In the hospital hallway, he had met another old man who was there with his wife. I was sure I would die before her, the man said, as almost always happens. Leandro hadn’t ever thought about their departing order. In the last few months, he had time to prepare himself, to get used to the idea of being alone, of losing her. A number of times he heard Aurora say to her granddaughter, when they chatted, will you take care of your
grandfather? Will you take care of him? And the girl promised that she would, of course.
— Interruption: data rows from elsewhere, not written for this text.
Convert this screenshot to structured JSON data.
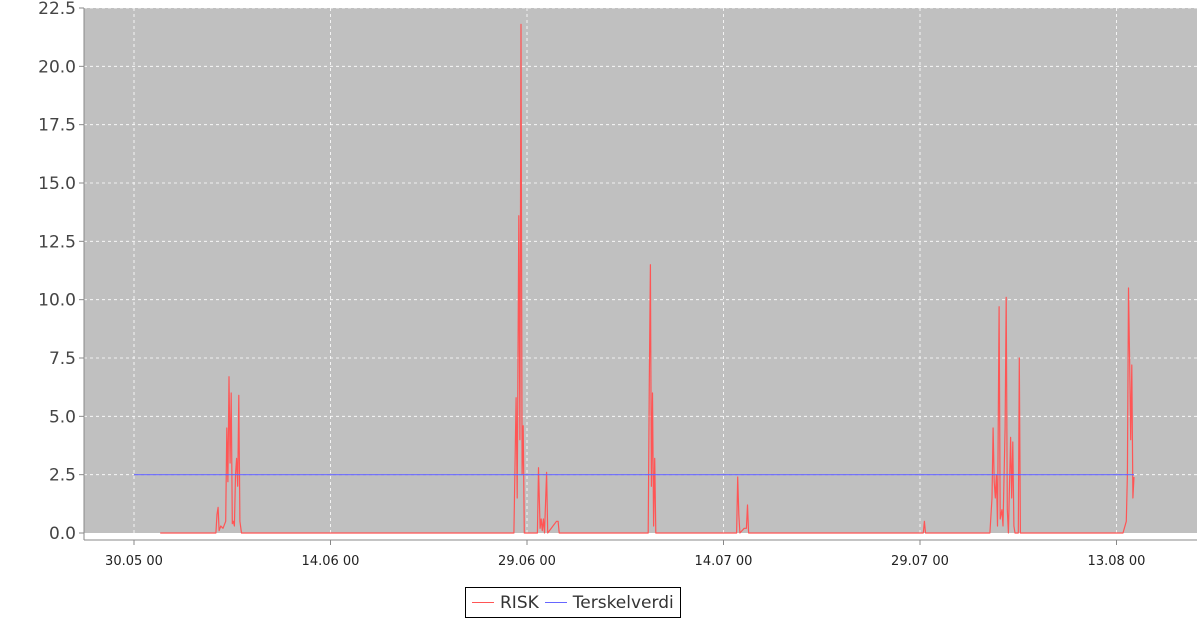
{
  "chart_data": {
    "type": "line",
    "title": "",
    "xlabel": "",
    "ylabel": "",
    "x_range": [
      "2000-05-28",
      "2000-08-17"
    ],
    "ylim": [
      0,
      22.5
    ],
    "y_ticks": [
      "0.0",
      "2.5",
      "5.0",
      "7.5",
      "10.0",
      "12.5",
      "15.0",
      "17.5",
      "20.0",
      "22.5"
    ],
    "x_ticks": [
      {
        "date": "2000-05-30",
        "label": "30.05 00"
      },
      {
        "date": "2000-06-14",
        "label": "14.06 00"
      },
      {
        "date": "2000-06-29",
        "label": "29.06 00"
      },
      {
        "date": "2000-07-14",
        "label": "14.07 00"
      },
      {
        "date": "2000-07-29",
        "label": "29.07 00"
      },
      {
        "date": "2000-08-13",
        "label": "13.08 00"
      }
    ],
    "grid": true,
    "legend_position": "bottom-center",
    "plot_background": "#c0c0c0",
    "series": [
      {
        "name": "RISK",
        "color": "#ff5555",
        "points": [
          [
            "2000-06-01 00:00",
            0
          ],
          [
            "2000-06-05 06:00",
            0
          ],
          [
            "2000-06-05 08:00",
            0.8
          ],
          [
            "2000-06-05 10:00",
            1.1
          ],
          [
            "2000-06-05 12:00",
            0.1
          ],
          [
            "2000-06-05 15:00",
            0.3
          ],
          [
            "2000-06-05 19:00",
            0.2
          ],
          [
            "2000-06-06 00:00",
            0.5
          ],
          [
            "2000-06-06 02:00",
            4.5
          ],
          [
            "2000-06-06 04:00",
            2.2
          ],
          [
            "2000-06-06 06:00",
            6.7
          ],
          [
            "2000-06-06 08:00",
            3.0
          ],
          [
            "2000-06-06 10:00",
            6.0
          ],
          [
            "2000-06-06 12:00",
            0.4
          ],
          [
            "2000-06-06 14:00",
            0.5
          ],
          [
            "2000-06-06 16:00",
            0.3
          ],
          [
            "2000-06-06 18:00",
            2.5
          ],
          [
            "2000-06-06 20:00",
            3.2
          ],
          [
            "2000-06-06 22:00",
            2.0
          ],
          [
            "2000-06-07 00:00",
            5.9
          ],
          [
            "2000-06-07 02:00",
            0.5
          ],
          [
            "2000-06-07 05:00",
            0
          ],
          [
            "2000-06-28 00:00",
            0
          ],
          [
            "2000-06-28 04:00",
            5.8
          ],
          [
            "2000-06-28 06:00",
            1.5
          ],
          [
            "2000-06-28 09:00",
            13.6
          ],
          [
            "2000-06-28 11:00",
            4.0
          ],
          [
            "2000-06-28 13:00",
            21.8
          ],
          [
            "2000-06-28 15:00",
            2.5
          ],
          [
            "2000-06-28 17:00",
            4.6
          ],
          [
            "2000-06-28 19:00",
            0
          ],
          [
            "2000-06-29 19:00",
            0
          ],
          [
            "2000-06-29 21:00",
            2.8
          ],
          [
            "2000-06-30 00:00",
            0.2
          ],
          [
            "2000-06-30 02:00",
            0.6
          ],
          [
            "2000-06-30 04:00",
            0.1
          ],
          [
            "2000-06-30 06:00",
            0.6
          ],
          [
            "2000-06-30 08:00",
            0
          ],
          [
            "2000-06-30 12:00",
            2.6
          ],
          [
            "2000-06-30 14:00",
            0
          ],
          [
            "2000-07-01 06:00",
            0.5
          ],
          [
            "2000-07-01 09:00",
            0.5
          ],
          [
            "2000-07-01 11:00",
            0
          ],
          [
            "2000-07-08 06:00",
            0
          ],
          [
            "2000-07-08 08:00",
            6.5
          ],
          [
            "2000-07-08 10:00",
            11.5
          ],
          [
            "2000-07-08 12:00",
            2.0
          ],
          [
            "2000-07-08 14:00",
            6.0
          ],
          [
            "2000-07-08 16:00",
            0.3
          ],
          [
            "2000-07-08 18:00",
            3.2
          ],
          [
            "2000-07-08 20:00",
            0
          ],
          [
            "2000-07-15 00:00",
            0
          ],
          [
            "2000-07-15 02:00",
            2.4
          ],
          [
            "2000-07-15 04:00",
            0.8
          ],
          [
            "2000-07-15 06:00",
            0
          ],
          [
            "2000-07-15 14:00",
            0.2
          ],
          [
            "2000-07-15 18:00",
            0.2
          ],
          [
            "2000-07-15 20:00",
            1.2
          ],
          [
            "2000-07-15 22:00",
            0
          ],
          [
            "2000-07-29 06:00",
            0
          ],
          [
            "2000-07-29 08:00",
            0.5
          ],
          [
            "2000-07-29 10:00",
            0
          ],
          [
            "2000-08-03 08:00",
            0
          ],
          [
            "2000-08-03 12:00",
            1.5
          ],
          [
            "2000-08-03 14:00",
            4.5
          ],
          [
            "2000-08-03 16:00",
            2.2
          ],
          [
            "2000-08-03 18:00",
            1.5
          ],
          [
            "2000-08-03 20:00",
            2.5
          ],
          [
            "2000-08-03 22:00",
            0.3
          ],
          [
            "2000-08-04 01:00",
            9.7
          ],
          [
            "2000-08-04 03:00",
            0.6
          ],
          [
            "2000-08-04 06:00",
            1.0
          ],
          [
            "2000-08-04 08:00",
            0.3
          ],
          [
            "2000-08-04 12:00",
            4.5
          ],
          [
            "2000-08-04 14:00",
            10.1
          ],
          [
            "2000-08-04 16:00",
            1.0
          ],
          [
            "2000-08-04 18:00",
            0
          ],
          [
            "2000-08-04 22:00",
            4.1
          ],
          [
            "2000-08-05 00:00",
            1.5
          ],
          [
            "2000-08-05 02:00",
            3.9
          ],
          [
            "2000-08-05 04:00",
            0.3
          ],
          [
            "2000-08-05 06:00",
            0
          ],
          [
            "2000-08-05 12:00",
            0
          ],
          [
            "2000-08-05 14:00",
            7.5
          ],
          [
            "2000-08-05 16:00",
            0
          ],
          [
            "2000-08-13 12:00",
            0
          ],
          [
            "2000-08-13 18:00",
            0.5
          ],
          [
            "2000-08-13 20:00",
            2.5
          ],
          [
            "2000-08-13 22:00",
            10.5
          ],
          [
            "2000-08-14 00:00",
            7.5
          ],
          [
            "2000-08-14 02:00",
            4.0
          ],
          [
            "2000-08-14 04:00",
            7.2
          ],
          [
            "2000-08-14 06:00",
            1.5
          ],
          [
            "2000-08-14 08:00",
            2.4
          ]
        ]
      },
      {
        "name": "Terskelverdi",
        "color": "#6666ff",
        "points": [
          [
            "2000-05-30 00:00",
            2.5
          ],
          [
            "2000-08-14 08:00",
            2.5
          ]
        ]
      }
    ]
  }
}
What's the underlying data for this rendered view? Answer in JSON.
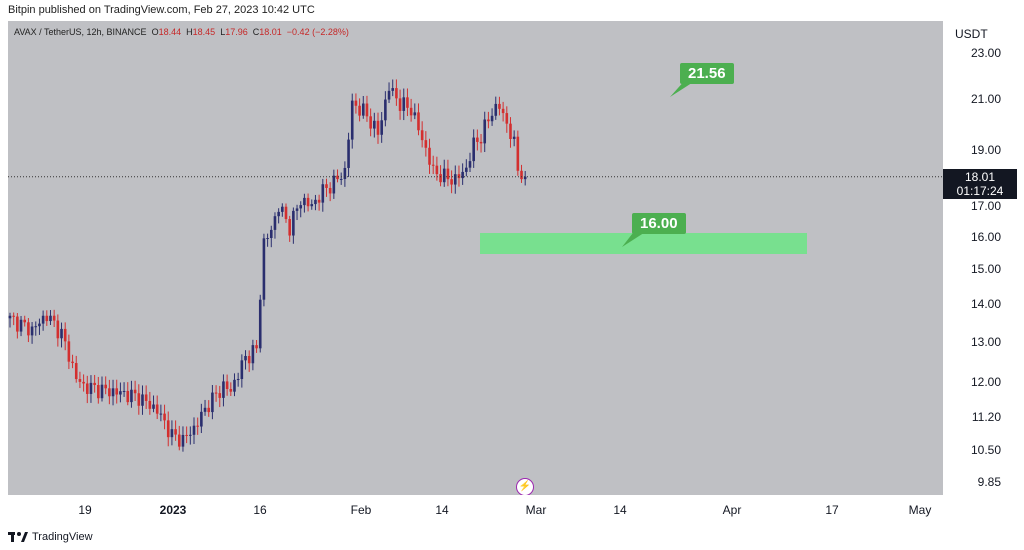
{
  "header": {
    "published": "Bitpin published on TradingView.com, Feb 27, 2023 10:42 UTC"
  },
  "symbol": {
    "pair": "AVAX / TetherUS, 12h, BINANCE",
    "o_label": "O",
    "open": "18.44",
    "h_label": "H",
    "high": "18.45",
    "l_label": "L",
    "low": "17.96",
    "c_label": "C",
    "close": "18.01",
    "change": "−0.42 (−2.28%)"
  },
  "price_axis": {
    "unit": "USDT",
    "ticks": [
      "23.00",
      "21.00",
      "19.00",
      "17.00",
      "16.00",
      "15.00",
      "14.00",
      "13.00",
      "12.00",
      "11.20",
      "10.50",
      "9.85"
    ]
  },
  "time_axis": {
    "ticks": [
      "19",
      "2023",
      "16",
      "Feb",
      "14",
      "Mar",
      "14",
      "Apr",
      "17",
      "May"
    ]
  },
  "last_price": {
    "price": "18.01",
    "countdown": "01:17:24"
  },
  "annotations": {
    "target_label": "21.56",
    "support_label": "16.00"
  },
  "footer": {
    "brand": "TradingView"
  },
  "colors": {
    "up": "#2a2e6e",
    "down": "#d32f2f",
    "pane": "#bfc0c4",
    "tag": "#4caf50",
    "zone": "#78e08f"
  },
  "chart_data": {
    "type": "candlestick",
    "symbol": "AVAX / TetherUS",
    "interval": "12h",
    "exchange": "BINANCE",
    "y_scale": "log",
    "ylim": [
      9.6,
      24.5
    ],
    "current_price": 18.01,
    "annotations": [
      {
        "type": "price_label",
        "value": 21.56
      },
      {
        "type": "zone",
        "value": 16.0,
        "range": [
          15.8,
          16.4
        ]
      }
    ],
    "x_ticks": [
      "19",
      "2023",
      "16",
      "Feb",
      "14",
      "Mar",
      "14",
      "Apr",
      "17",
      "May"
    ],
    "y_ticks": [
      23.0,
      21.0,
      19.0,
      17.0,
      16.0,
      15.0,
      14.0,
      13.0,
      12.0,
      11.2,
      10.5,
      9.85
    ],
    "price_path": [
      [
        0,
        13.6
      ],
      [
        6,
        13.3
      ],
      [
        10,
        13.7
      ],
      [
        14,
        13.2
      ],
      [
        18,
        12.1
      ],
      [
        20,
        11.9
      ],
      [
        26,
        11.8
      ],
      [
        30,
        11.75
      ],
      [
        35,
        11.65
      ],
      [
        40,
        11.35
      ],
      [
        44,
        10.8
      ],
      [
        47,
        10.7
      ],
      [
        50,
        10.95
      ],
      [
        54,
        11.5
      ],
      [
        58,
        11.9
      ],
      [
        60,
        11.8
      ],
      [
        64,
        12.6
      ],
      [
        67,
        12.8
      ],
      [
        69,
        15.8
      ],
      [
        71,
        16.2
      ],
      [
        73,
        17.0
      ],
      [
        76,
        16.3
      ],
      [
        79,
        17.2
      ],
      [
        82,
        17.0
      ],
      [
        85,
        17.5
      ],
      [
        88,
        17.8
      ],
      [
        91,
        18.2
      ],
      [
        93,
        20.8
      ],
      [
        96,
        20.5
      ],
      [
        98,
        20.1
      ],
      [
        100,
        19.6
      ],
      [
        103,
        21.5
      ],
      [
        106,
        20.8
      ],
      [
        109,
        20.6
      ],
      [
        112,
        19.4
      ],
      [
        115,
        18.2
      ],
      [
        118,
        18.0
      ],
      [
        121,
        17.9
      ],
      [
        124,
        18.3
      ],
      [
        126,
        19.2
      ],
      [
        128,
        19.5
      ],
      [
        131,
        20.5
      ],
      [
        133,
        20.7
      ],
      [
        135,
        20.0
      ],
      [
        137,
        19.2
      ],
      [
        138,
        18.3
      ],
      [
        140,
        18.01
      ]
    ]
  }
}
Will I reread Unamuno or Ortega to repeat the same old conversations with Manolo Almendros? Perhaps the poems of Machado or Rubén could be some comfort? And the flesh that tempts us with its fresh bunches of grapes, and the tomb that awaits us with its funereal branches. All of Bach, what about Mozart? Or give them both up? And Schubert? What would be his measuring stick? Undoing the tangled web of a life, taking what had gotten twisted up over the years and now undoing it, walking backward. Taking only what I brought to this house when I came to live in it? This last idea amused him. But he soon realized it canceled out what had given Aurora pleasure, what they had shared, bought together, listened to together, both read. Retracing the steps of an entire life. His threw out his retirement plaque that read “for your years of devotion and training, to our teacher,” because the only thing he did during all those years and with all those students was to try to bring Don Alonso back to life, to maintain his rectitude, his polite manner, his rigorous challenge to the most promising students, even intoning some Latin phrase that he now wouldn’t dare say out of a fear of sounding pedantic like Joaquín.